Caso 1
Teresópolis-RJ, quase sete da noite, estrelas no céu. Sexta-feira.
A Praça Olímpica Luís de Camões, em Teresópolis, é ladeada pelas duas principais avenidas da cidade, a José Joaquim de Araújo Regadas e a Lúcio Meira. Entretanto, uma é chamada de Parque a outra de Reta. Na região serrana fluminense, avenida mesmo só a Rua do Imperador, em Petrópolis.
Em um bar da Avenida-Parque Regadas, as sabedorias pairavam entre o som do DVD de uma dupla sertaneja. Mesas na calçada, balcão lotado de garrafas, pratos, fregueses e cervejas; cachaças e traçados também. Um dos fregueses lança uma pergunta aos demais amigos e a quem quisesse ouvir:
- Ô, aê! Esse Luís de Camões, o da Praça, quantas medalhas ele ganhou para o Brasil?
- Ih, agora você me pegou. Qual era o esporte dele? – divaga, o primeiro.
- Acho que era natação, da época do Djan Madruga - busca na memória, o segundo.
- Rômulo Arantes, disso eu lembro - auxilia, o terceiro.
Um “isso!” uníssono de concordância. Mas a dúvida estava apenas no início de seu processo de esclarecimento, se é que se esclareceria.
- E o Guga (hic) também, ganhou medalha...
Desconsideraram essa afirmativa porque ela veio de um “eternamente bebum”, conhecido pela incoerente e desrespeitosa alcunha de Mumu.
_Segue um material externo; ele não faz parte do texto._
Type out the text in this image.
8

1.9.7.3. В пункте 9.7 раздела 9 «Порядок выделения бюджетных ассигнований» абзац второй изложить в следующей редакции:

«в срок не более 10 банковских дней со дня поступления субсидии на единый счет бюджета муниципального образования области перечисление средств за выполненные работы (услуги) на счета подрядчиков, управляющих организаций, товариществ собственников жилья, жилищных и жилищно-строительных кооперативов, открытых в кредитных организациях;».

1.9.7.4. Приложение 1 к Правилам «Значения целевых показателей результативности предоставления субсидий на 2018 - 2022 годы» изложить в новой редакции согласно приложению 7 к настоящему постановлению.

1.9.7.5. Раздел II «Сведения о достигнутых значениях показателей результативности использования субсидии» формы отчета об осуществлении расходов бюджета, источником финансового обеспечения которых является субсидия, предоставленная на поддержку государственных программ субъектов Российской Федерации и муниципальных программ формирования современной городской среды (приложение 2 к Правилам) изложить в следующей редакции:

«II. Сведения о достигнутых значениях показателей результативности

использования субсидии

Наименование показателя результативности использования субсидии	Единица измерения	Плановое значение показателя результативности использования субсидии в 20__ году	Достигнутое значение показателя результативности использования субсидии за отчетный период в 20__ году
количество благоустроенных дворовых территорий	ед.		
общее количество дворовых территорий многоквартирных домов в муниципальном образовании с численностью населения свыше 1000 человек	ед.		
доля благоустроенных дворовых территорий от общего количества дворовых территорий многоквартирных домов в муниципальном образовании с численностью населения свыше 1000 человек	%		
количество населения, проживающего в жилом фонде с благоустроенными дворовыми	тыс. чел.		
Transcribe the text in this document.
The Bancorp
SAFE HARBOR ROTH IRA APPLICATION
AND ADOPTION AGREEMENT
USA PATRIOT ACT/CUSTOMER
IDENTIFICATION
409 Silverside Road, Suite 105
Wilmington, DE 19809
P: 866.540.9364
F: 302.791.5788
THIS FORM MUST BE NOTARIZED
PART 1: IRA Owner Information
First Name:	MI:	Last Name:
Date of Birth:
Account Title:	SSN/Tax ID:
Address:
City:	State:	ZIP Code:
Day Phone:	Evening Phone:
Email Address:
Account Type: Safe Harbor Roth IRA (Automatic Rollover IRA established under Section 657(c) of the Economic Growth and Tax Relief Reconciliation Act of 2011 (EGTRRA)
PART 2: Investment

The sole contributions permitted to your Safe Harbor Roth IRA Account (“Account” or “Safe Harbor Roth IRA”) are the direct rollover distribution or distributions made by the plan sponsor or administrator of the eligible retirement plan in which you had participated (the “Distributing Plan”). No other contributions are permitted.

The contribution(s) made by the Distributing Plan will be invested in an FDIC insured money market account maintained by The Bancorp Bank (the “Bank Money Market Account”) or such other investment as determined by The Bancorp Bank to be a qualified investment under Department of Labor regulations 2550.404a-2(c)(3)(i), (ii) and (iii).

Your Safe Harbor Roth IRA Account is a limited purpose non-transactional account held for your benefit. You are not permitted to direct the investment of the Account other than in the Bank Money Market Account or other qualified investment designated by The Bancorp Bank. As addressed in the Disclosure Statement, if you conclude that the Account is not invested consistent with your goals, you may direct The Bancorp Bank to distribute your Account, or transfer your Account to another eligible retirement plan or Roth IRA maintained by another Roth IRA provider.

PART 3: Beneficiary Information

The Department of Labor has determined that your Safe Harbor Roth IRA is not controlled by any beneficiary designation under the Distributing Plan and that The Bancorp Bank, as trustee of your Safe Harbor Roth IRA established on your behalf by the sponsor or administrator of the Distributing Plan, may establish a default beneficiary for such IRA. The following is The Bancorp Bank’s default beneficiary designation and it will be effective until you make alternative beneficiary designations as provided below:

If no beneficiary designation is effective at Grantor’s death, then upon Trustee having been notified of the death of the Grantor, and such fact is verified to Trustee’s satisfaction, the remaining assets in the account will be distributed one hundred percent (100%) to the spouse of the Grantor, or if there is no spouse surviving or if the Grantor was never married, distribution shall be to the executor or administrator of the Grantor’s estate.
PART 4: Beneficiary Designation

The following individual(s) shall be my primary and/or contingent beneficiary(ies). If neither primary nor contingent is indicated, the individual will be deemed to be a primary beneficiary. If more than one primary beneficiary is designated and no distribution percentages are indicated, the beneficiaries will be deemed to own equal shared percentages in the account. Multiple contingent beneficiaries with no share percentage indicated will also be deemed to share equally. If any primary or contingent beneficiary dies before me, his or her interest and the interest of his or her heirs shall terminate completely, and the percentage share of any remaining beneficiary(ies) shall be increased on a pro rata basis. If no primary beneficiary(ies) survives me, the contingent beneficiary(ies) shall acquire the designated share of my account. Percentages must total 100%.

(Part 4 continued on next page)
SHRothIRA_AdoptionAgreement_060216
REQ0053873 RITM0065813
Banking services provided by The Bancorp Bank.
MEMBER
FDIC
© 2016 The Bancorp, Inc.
- Ele não foi do judô? - Continuou um - Carregou até a bandeira do Brasil na abertura das Olimpíadas.
- Não, isso não tem nada a ver. Foi do atletismo, do revezamento, se estou bem lembrado.
- Agora vocês estão de brincadeira! Não vamos nos confundir.
- É, daqui a pouco o Feijó chega, da Previdência, e acaba com a dúvida. Aquele sabe das coisas. Tá quase na hora dele chegar.
- Tudo bem, mas se me permitem tenho uma dúvida maior ainda: Luis de Camões não era português, não?
- E para quê que a prefeitura iria homenagear um atleta português?
- Deixa de ser burro! Aqui tem a Casa de Portugal, que tem quadra de tênis, poliesportivo...
Silêncio.
- E... vai, continua.
- Ué! Vocês não sabem que o esporte...
- Olha o Feijó aí!
- Fala Feijó!
Feijó é daqueles que não precisa fazer seu pedido quando chega ao bar, a este, especificamente. Abriram-lhe espaço no balcão e já chegava meia dose de Catuaba, meia de Contini e meia da Mineira do barril. Tudo calculado, bem dosado matematicamente do jeito que se calcula os tributos dos contribuintes. Outro copo para a cerveja. O semblante do sábio.
- Feijó, é o seguinte, dois pontos - fez o sinal das aspas no ar - Luís de Camões ganhou alguma medalha para o Brasil nas Olimpíadas?
- E o Guga também!
- Cala a boca Mumu! - Outro uníssono.
Cuspiu o primeiro gole de seu rabo-de-galo. Gargalhada seguida de uma balançada negativa da cabeça. Olhou misericordioso para seus adoráveis amigos ignorantes, os quais, diante da cena, já se arrependiam de ter começado tal assunto, não perdoando a burrice deles próprios.
- Vocês beberam o quê? Estão alucinógenos? É por causa do nome da praça, né? Tudo bem. Isso foi um erro da prefeitura.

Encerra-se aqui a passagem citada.